Президент Дагестана МАГОМЕДСАЛАМ МАГОМЕДОВ в интервью начальнику отдела "Ъ" МАКСИМУ ВАРЫВДИНУ рассказал о том, как в республике пытаются наладить мирный диалог между сторонниками различных течений ислама, почему создают отряды самообороны и из-за чего не делят преступников по национальному признаку.
"У нас очень осторожное, трепетное отношение к оружию"
— Свадьба ваших земляков в Москве со стрельбой в воздух стала чуть ли не главным событием в стране.
— Это недостойный поступок, никакого оправдания стрельбе в городе или другим разборкам нет и быть не может. Никто не имеет права на свадьбах стрелять ни в Москве, ни в Махачкале. И мы у себя тоже не разрешаем открывать стрельбу.
— И так же жестко разбираетесь в подобных инцидентах?
— Естественно. Да и нет такой традиции, стрелять на свадьбе. Это, может быть, наоборот, не в традиции Дагестана...
— А у вас не стреляли на свадьбе?
— Нет.
— И невесту не похищали?
— Никто не стрелял и не похищал, все было мирно, хотя свадьба была в горах. Стреляют во время торжеств какие-то отморозки, хулиганы, которые таким образом развлекаются. У нас в традициях, я бы сказал, очень осторожное, трепетное отношение к оружию. Его вообще нельзя носить где попало. Чего в воздух палить? Для этого много ума не надо и много геройства тоже. Но с другой стороны, я не понимаю ажиотаж и истерию, которые возникли вокруг этой истории. Из ничего пытаются сделать межнациональный конфликт. И это меня беспокоит. Ведь он стрелял не потому, что дагестанец, хулиганы и плохо воспитанные люди могут быть любой национальности. Да и непонятно до сих пор, кто стрелял.
У нас в Дагестане тоже совершаются преступления — и бытовые, и громкие. Но никогда никто не скажет, что стрелял или, там, например, совершил наезд на пешехода аварец, даргинец, лезгин, русский или еще кто-то. Дагестан — республика многонациональная. У нас более 120 этносов и 33 народности и национальности. И мы никогда не позволяем себе задевать чью-то национальную гордость или сознание. А этот инцидент на свадьбе задевает, потому что говорят не о дагестанцах, взявших золото на последней Олимпиаде, наших успешных бизнесменах, проектах, направленных на развитие республики, полицейских, которые, рискуя, несут службу.
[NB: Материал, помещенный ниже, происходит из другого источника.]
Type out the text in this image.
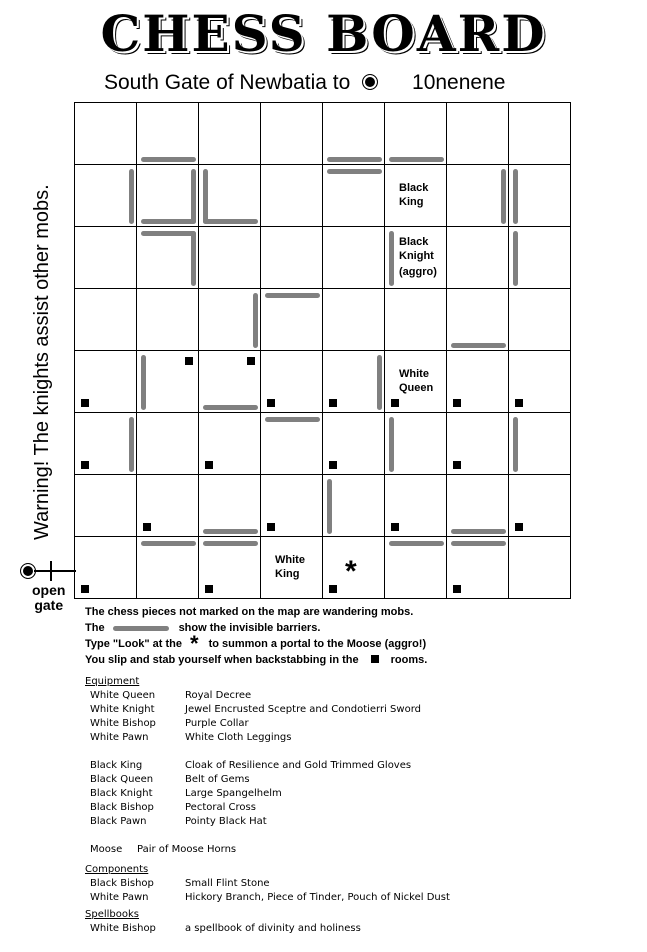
CHESS BOARD
South Gate of Newbatia to	10nenene
Warning! The knights assist other mobs.	Black
King
Black
Knight
(aggro)
White
Queen
White
King *
open
gate The chess pieces not marked on the map are wandering mobs.
The	show the invisible barriers.
Type "Look" at the * to summon a portal to the Moose (aggro!)
You slip and stab yourself when backstabbing in the	rooms.
Equipment
White Queen	Royal Decree
White Knight	Jewel Encrusted Sceptre and Condotierri Sword
White Bishop	Purple Collar
White Pawn	White Cloth Leggings
Black King	Cloak of Resilience and Gold Trimmed Gloves
Black Queen	Belt of Gems
Black Knight	Large Spangelhelm
Black Bishop	Pectoral Cross
Black Pawn	Pointy Black Hat
Moose Pair of Moose Horns
Components
Black Bishop	Small Flint Stone
White Pawn	Hickory Branch, Piece of Tinder, Pouch of Nickel Dust
Spellbooks
White Bishop	a spellbook of divinity and holiness
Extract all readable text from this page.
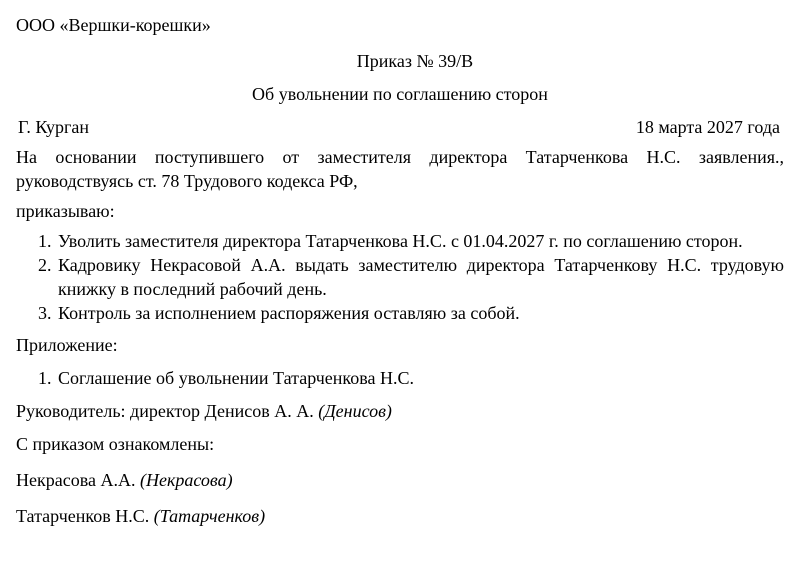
ООО «Вершки-корешки»
Приказ № 39/В
Об увольнении по соглашению сторон
Г. Курган	18 марта 2027 года
На основании поступившего от заместителя директора Татарченкова Н.С. заявления., руководствуясь ст. 78 Трудового кодекса РФ,
приказываю:
1. Уволить заместителя директора Татарченкова Н.С. с 01.04.2027 г. по соглашению сторон.
2. Кадровику Некрасовой А.А. выдать заместителю директора Татарченкову Н.С. трудовую книжку в последний рабочий день.
3. Контроль за исполнением распоряжения оставляю за собой.
Приложение:
1. Соглашение об увольнении Татарченкова Н.С.
Руководитель: директор Денисов А. А. (Денисов)
С приказом ознакомлены:
Некрасова А.А. (Некрасова)
Татарченков Н.С. (Татарченков)
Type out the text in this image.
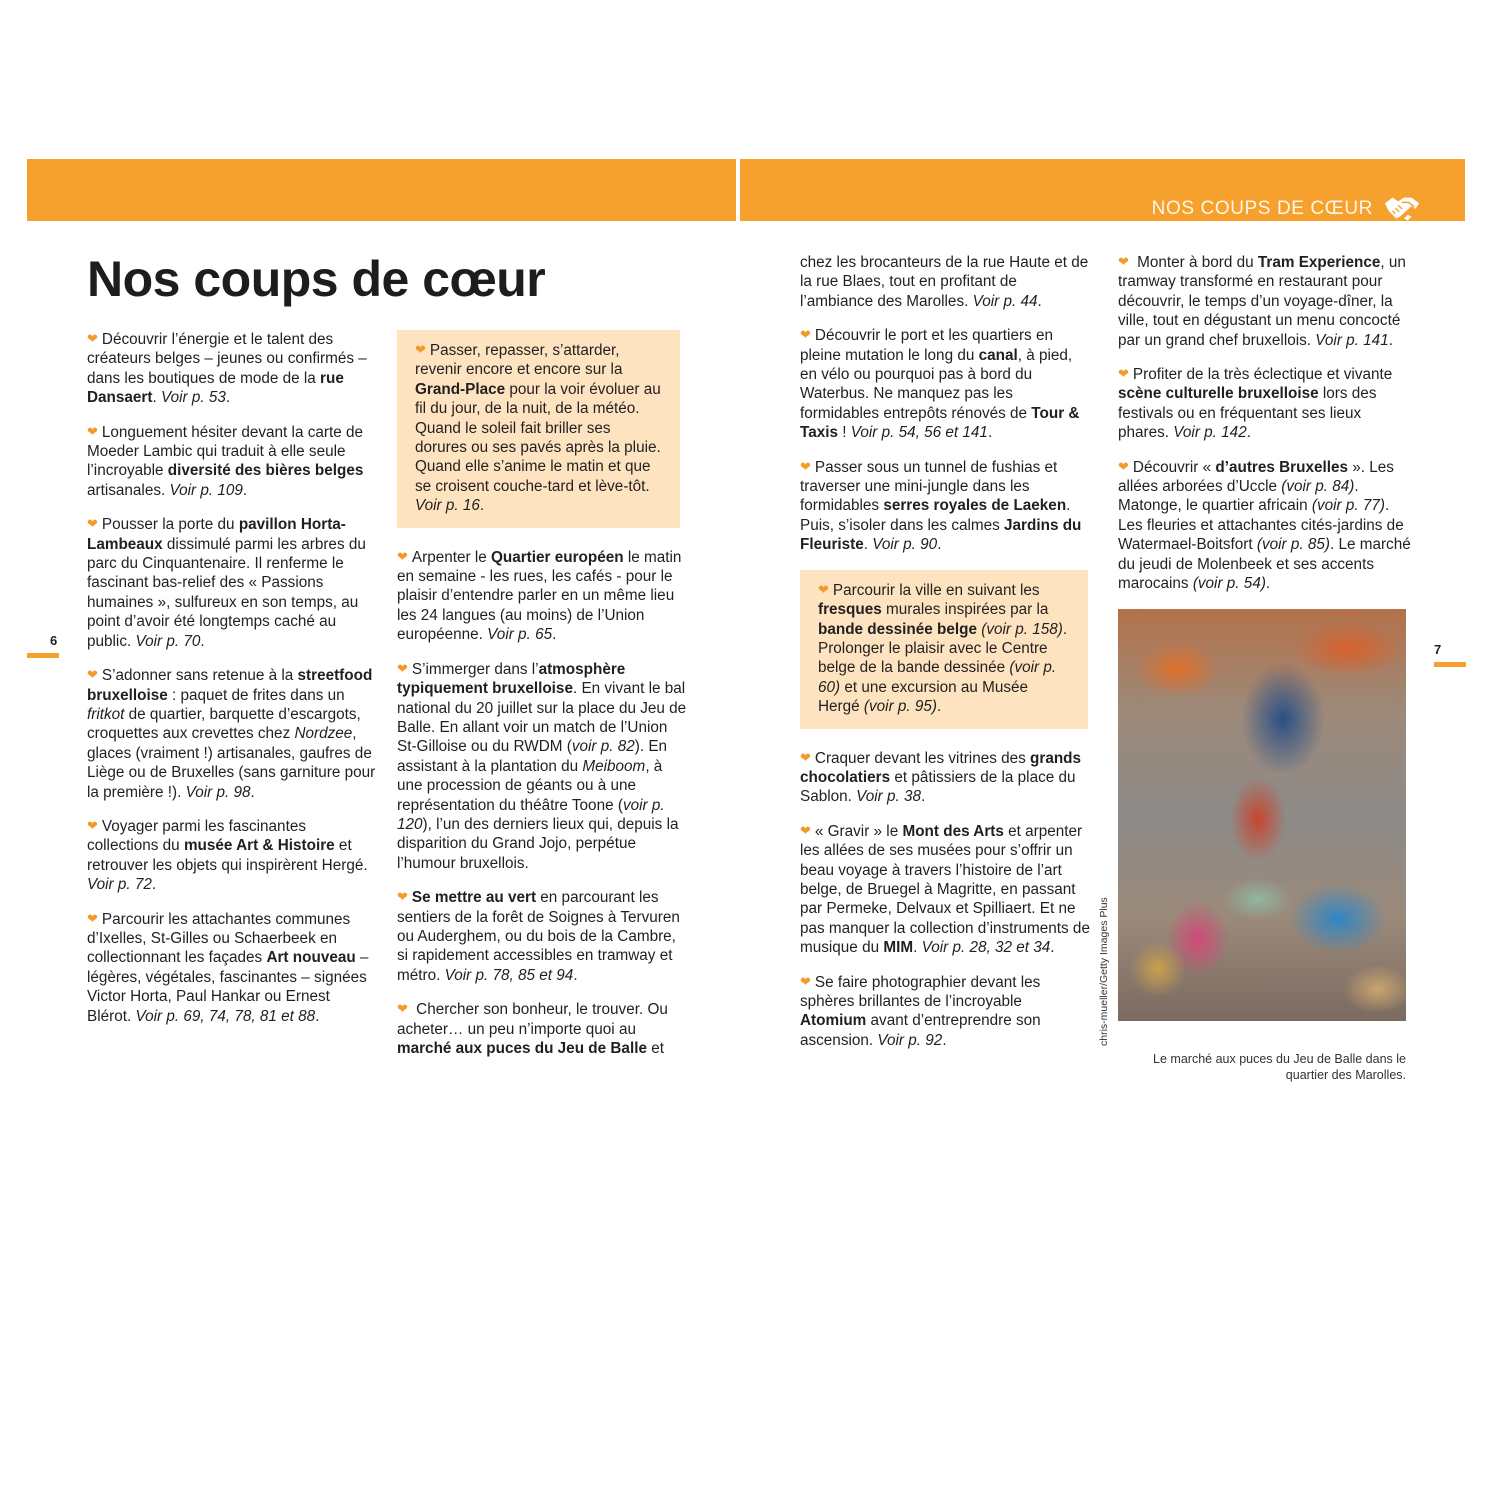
NOS COUPS DE CŒUR
Nos coups de cœur
6
7

❤ Découvrir l’énergie et le talent des créateurs belges – jeunes ou confirmés – dans les boutiques de mode de la rue Dansaert. Voir p. 53.

❤ Longuement hésiter devant la carte de Moeder Lambic qui traduit à elle seule l’incroyable diversité des bières belges artisanales. Voir p. 109.

❤ Pousser la porte du pavillon Horta-Lambeaux dissimulé parmi les arbres du parc du Cinquantenaire. Il renferme le fascinant bas-relief des « Passions humaines », sulfureux en son temps, au point d’avoir été longtemps caché au public. Voir p. 70.

❤ S’adonner sans retenue à la streetfood bruxelloise : paquet de frites dans un fritkot de quartier, barquette d’escargots, croquettes aux crevettes chez Nordzee, glaces (vraiment !) artisanales, gaufres de Liège ou de Bruxelles (sans garniture pour la première !). Voir p. 98.

❤ Voyager parmi les fascinantes collections du musée Art & Histoire et retrouver les objets qui inspirèrent Hergé. Voir p. 72.

❤ Parcourir les attachantes communes d’Ixelles, St-Gilles ou Schaerbeek en collectionnant les façades Art nouveau – légères, végétales, fascinantes – signées Victor Horta, Paul Hankar ou Ernest Blérot. Voir p. 69, 74, 78, 81 et 88.

❤ Passer, repasser, s’attarder, revenir encore et encore sur la Grand-Place pour la voir évoluer au fil du jour, de la nuit, de la météo. Quand le soleil fait briller ses dorures ou ses pavés après la pluie. Quand elle s’anime le matin et que se croisent couche-tard et lève-tôt. Voir p. 16.

❤ Arpenter le Quartier européen le matin en semaine - les rues, les cafés - pour le plaisir d’entendre parler en un même lieu les 24 langues (au moins) de l’Union européenne. Voir p. 65.

❤ S’immerger dans l’atmosphère typiquement bruxelloise. En vivant le bal national du 20 juillet sur la place du Jeu de Balle. En allant voir un match de l’Union St-Gilloise ou du RWDM (voir p. 82). En assistant à la plantation du Meiboom, à une procession de géants ou à une représentation du théâtre Toone (voir p. 120), l’un des derniers lieux qui, depuis la disparition du Grand Jojo, perpétue l’humour bruxellois.

❤ Se mettre au vert en parcourant les sentiers de la forêt de Soignes à Tervuren ou Auderghem, ou du bois de la Cambre, si rapidement accessibles en tramway et métro. Voir p. 78, 85 et 94.

❤ Chercher son bonheur, le trouver. Ou acheter… un peu n’importe quoi au marché aux puces du Jeu de Balle et

chez les brocanteurs de la rue Haute et de la rue Blaes, tout en profitant de l’ambiance des Marolles. Voir p. 44.

❤ Découvrir le port et les quartiers en pleine mutation le long du canal, à pied, en vélo ou pourquoi pas à bord du Waterbus. Ne manquez pas les formidables entrepôts rénovés de Tour & Taxis ! Voir p. 54, 56 et 141.

❤ Passer sous un tunnel de fushias et traverser une mini-jungle dans les formidables serres royales de Laeken. Puis, s’isoler dans les calmes Jardins du Fleuriste. Voir p. 90.

❤ Parcourir la ville en suivant les fresques murales inspirées par la bande dessinée belge (voir p. 158). Prolonger le plaisir avec le Centre belge de la bande dessinée (voir p. 60) et une excursion au Musée Hergé (voir p. 95).

❤ Craquer devant les vitrines des grands chocolatiers et pâtissiers de la place du Sablon. Voir p. 38.

❤ « Gravir » le Mont des Arts et arpenter les allées de ses musées pour s’offrir un beau voyage à travers l’histoire de l’art belge, de Bruegel à Magritte, en passant par Permeke, Delvaux et Spilliaert. Et ne pas manquer la collection d’instruments de musique du MIM. Voir p. 28, 32 et 34.

❤ Se faire photographier devant les sphères brillantes de l’incroyable Atomium avant d’entreprendre son ascension. Voir p. 92.

❤ Monter à bord du Tram Experience, un tramway transformé en restaurant pour découvrir, le temps d’un voyage-dîner, la ville, tout en dégustant un menu concocté par un grand chef bruxellois. Voir p. 141.

❤ Profiter de la très éclectique et vivante scène culturelle bruxelloise lors des festivals ou en fréquentant ses lieux phares. Voir p. 142.

❤ Découvrir « d’autres Bruxelles ». Les allées arborées d’Uccle (voir p. 84). Matonge, le quartier africain (voir p. 77). Les fleuries et attachantes cités-jardins de Watermael-Boitsfort (voir p. 85). Le marché du jeudi de Molenbeek et ses accents marocains (voir p. 54).

chris-mueller/Getty Images Plus
Le marché aux puces du Jeu de Balle dans le quartier des Marolles.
— В конце апреля, когда было достигнуто согласие между сторонниками Духовного управления мусульман (ДУМ) и салафитами, казалось, что в Дагестане наконец наступит мир, но этого не произошло. Последовали новые теракты, был убит шейх Саид Афанди, благословивший этот договор.
— Пока не закончено следствие, я не могу утверждать, что эти события связаны между собой. Обстановка в Дагестане в принципе непростая, но она далеко не так плоха, как вам кажется отсюда, из Москвы. Конечно, есть проявления терроризма, экстремизма, есть люди, которые придерживаются каких-то псевдорелигиозных принципов, агрессивных и радикальных. Но это малая часть нашего общества. Абсолютное большинство дагестанцев — это люди государственные, светские, демократичные. И при высокой религиозности общества абсолютное большинство дагестанцев — это приверженцы традиционного ислама без каких-либо проявлений агрессии, наоборот, толерантные люди. Потому что ислам — религия милосердия и добра. Те же, кто считает, что на территории республики надо создать какое-то государство, основанное на нормах шариата, доставляют нам множество проблем. И они никакие не борцы за ислам, они просто бандиты, с которыми надо бороться. И эта борьба ведется успешно: по статистике, преступлений террористической направленности у нас совершается сейчас меньше, чем в 2010 и 2011 годах.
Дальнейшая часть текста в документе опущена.